2.1.5 Exceptionally, where there is a defined and valid reason for doing so, the inspection may include items marked ‘private’ or ‘personal’. An individual’s e-mail and voice-mail accounts may also be accessed by management when the individual is absent from work to ensure official business matters can be effectively dealt with. Management will make a reasonable attempt to inform and obtain agreement from the user prior to this occurring.
2.1.6 Monitoring/investigations of individuals’ use of Knepp’s communications systems may also happen in the following circumstances:- To detect or prevent crime including detecting unauthorised use of systems, protecting against viruses and hackers and fraud investigation;
- To assist in maintaining the security, performance, integrity and availability of the ICT systems, services and facilities; and
- To provide evidence e.g. of a commercial transaction, to establish regulatory compliance, audit, debt recovery, dispute resolution.
2.1.7 Where monitoring is used, confidentiality will be ensured for all investigations involving personal data, except to the extent that wider disclosure is required to follow up breaches, to comply with court orders or to facilitate criminal investigation.
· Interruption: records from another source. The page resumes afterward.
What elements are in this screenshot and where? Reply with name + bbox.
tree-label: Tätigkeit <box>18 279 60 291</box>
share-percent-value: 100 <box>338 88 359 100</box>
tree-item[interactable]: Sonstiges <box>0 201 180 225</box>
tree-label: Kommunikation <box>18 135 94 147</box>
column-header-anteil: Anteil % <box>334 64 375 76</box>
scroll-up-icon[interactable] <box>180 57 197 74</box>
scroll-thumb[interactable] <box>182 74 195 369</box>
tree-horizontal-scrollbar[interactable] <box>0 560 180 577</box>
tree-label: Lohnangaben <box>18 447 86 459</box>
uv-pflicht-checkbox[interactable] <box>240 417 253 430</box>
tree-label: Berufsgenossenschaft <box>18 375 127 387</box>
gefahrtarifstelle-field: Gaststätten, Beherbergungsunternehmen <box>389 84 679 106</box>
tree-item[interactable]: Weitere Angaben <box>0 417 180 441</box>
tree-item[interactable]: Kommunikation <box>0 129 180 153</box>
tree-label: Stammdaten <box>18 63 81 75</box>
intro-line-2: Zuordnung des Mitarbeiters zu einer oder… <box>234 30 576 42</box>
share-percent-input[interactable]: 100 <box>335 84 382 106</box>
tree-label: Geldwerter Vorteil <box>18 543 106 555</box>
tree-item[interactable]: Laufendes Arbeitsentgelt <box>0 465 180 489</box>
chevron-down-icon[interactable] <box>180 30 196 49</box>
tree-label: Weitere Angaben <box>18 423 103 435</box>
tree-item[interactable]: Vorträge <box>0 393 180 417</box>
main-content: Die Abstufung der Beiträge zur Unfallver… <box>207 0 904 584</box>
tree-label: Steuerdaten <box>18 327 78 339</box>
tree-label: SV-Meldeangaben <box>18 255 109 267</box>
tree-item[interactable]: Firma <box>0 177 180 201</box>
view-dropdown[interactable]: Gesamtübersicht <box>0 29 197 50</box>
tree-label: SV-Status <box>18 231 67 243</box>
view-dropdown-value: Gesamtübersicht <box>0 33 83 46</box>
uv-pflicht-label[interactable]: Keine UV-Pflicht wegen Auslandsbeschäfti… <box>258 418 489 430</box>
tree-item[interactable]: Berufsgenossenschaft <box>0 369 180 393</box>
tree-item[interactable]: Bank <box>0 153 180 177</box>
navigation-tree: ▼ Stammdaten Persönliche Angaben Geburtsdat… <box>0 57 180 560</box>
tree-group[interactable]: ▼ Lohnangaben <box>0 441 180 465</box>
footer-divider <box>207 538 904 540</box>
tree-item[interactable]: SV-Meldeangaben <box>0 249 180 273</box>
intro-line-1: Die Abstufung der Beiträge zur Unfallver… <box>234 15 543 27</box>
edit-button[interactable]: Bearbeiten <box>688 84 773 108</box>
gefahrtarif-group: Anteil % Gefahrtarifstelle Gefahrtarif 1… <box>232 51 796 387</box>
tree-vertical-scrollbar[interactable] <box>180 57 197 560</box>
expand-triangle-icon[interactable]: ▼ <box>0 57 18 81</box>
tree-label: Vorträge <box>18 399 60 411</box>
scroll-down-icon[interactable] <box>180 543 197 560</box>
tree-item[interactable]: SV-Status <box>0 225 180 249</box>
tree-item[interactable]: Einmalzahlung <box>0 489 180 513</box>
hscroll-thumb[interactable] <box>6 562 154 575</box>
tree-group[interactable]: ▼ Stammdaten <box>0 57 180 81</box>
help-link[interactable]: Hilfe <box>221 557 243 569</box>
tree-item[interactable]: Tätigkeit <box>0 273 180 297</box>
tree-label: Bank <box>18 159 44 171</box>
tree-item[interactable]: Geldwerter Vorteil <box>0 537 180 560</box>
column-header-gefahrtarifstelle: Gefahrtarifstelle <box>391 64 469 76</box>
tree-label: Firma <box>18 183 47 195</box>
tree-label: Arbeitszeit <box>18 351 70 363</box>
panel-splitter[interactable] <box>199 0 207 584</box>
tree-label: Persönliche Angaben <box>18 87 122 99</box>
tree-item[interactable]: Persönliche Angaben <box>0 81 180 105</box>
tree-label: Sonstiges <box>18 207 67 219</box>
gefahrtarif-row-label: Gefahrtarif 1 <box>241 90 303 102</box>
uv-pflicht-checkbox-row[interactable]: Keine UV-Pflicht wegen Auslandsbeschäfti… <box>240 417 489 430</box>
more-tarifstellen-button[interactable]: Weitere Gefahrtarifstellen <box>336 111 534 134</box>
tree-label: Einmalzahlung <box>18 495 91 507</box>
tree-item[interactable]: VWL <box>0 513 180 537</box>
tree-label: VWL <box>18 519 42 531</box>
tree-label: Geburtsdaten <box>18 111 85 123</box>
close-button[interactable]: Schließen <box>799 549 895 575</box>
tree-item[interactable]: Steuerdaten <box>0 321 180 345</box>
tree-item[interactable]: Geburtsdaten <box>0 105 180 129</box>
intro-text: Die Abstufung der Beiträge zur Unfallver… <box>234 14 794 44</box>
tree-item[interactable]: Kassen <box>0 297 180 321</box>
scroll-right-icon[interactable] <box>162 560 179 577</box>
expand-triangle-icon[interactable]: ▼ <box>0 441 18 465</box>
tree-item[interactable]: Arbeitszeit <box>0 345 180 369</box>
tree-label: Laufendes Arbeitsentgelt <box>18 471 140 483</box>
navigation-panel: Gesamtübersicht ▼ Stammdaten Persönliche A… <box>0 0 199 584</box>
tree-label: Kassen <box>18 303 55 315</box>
Logged data will not normally be retained for more than one year unless required by regulatory compliance Please refer to the KneppPolicy on Data Protection and Privacy Notice.
2.1.8 In addition, management may conduct random audits on the security of the Knepp’s ICT systems. These audits include examination of a small, randomly selected set of user devices and server systems. The audit checks that these systems have correctly licensed software, do not contain inappropriate material and have not been used to access or view inappropriate material that may violate this Policy.
2.1.9 Where monitoring reveals instances of suspected misuse of the ICT systems (e.g. where pornography or other inappropriate material is found, or where substantial time-wasting or other unacceptable/forbidden use is found), these will be investigated through normal disciplinary procedures and may result in dismissal.
3. Private /Personal Use of ICT Systems, Services and Facilities
- 3.1 It is not permitted to use any of Knepp’s ICT for personal use, without express permission fromyourline manager.
4. Social Media
- 4.1 Knepp recognises the value of using social media in work related communication, this is covered in our Social Media Policy which staff and volunteers must read.
5. Policy Review
- 5.1 This policy will be regularly reviewed to incorporate any legislation or regulatory changes.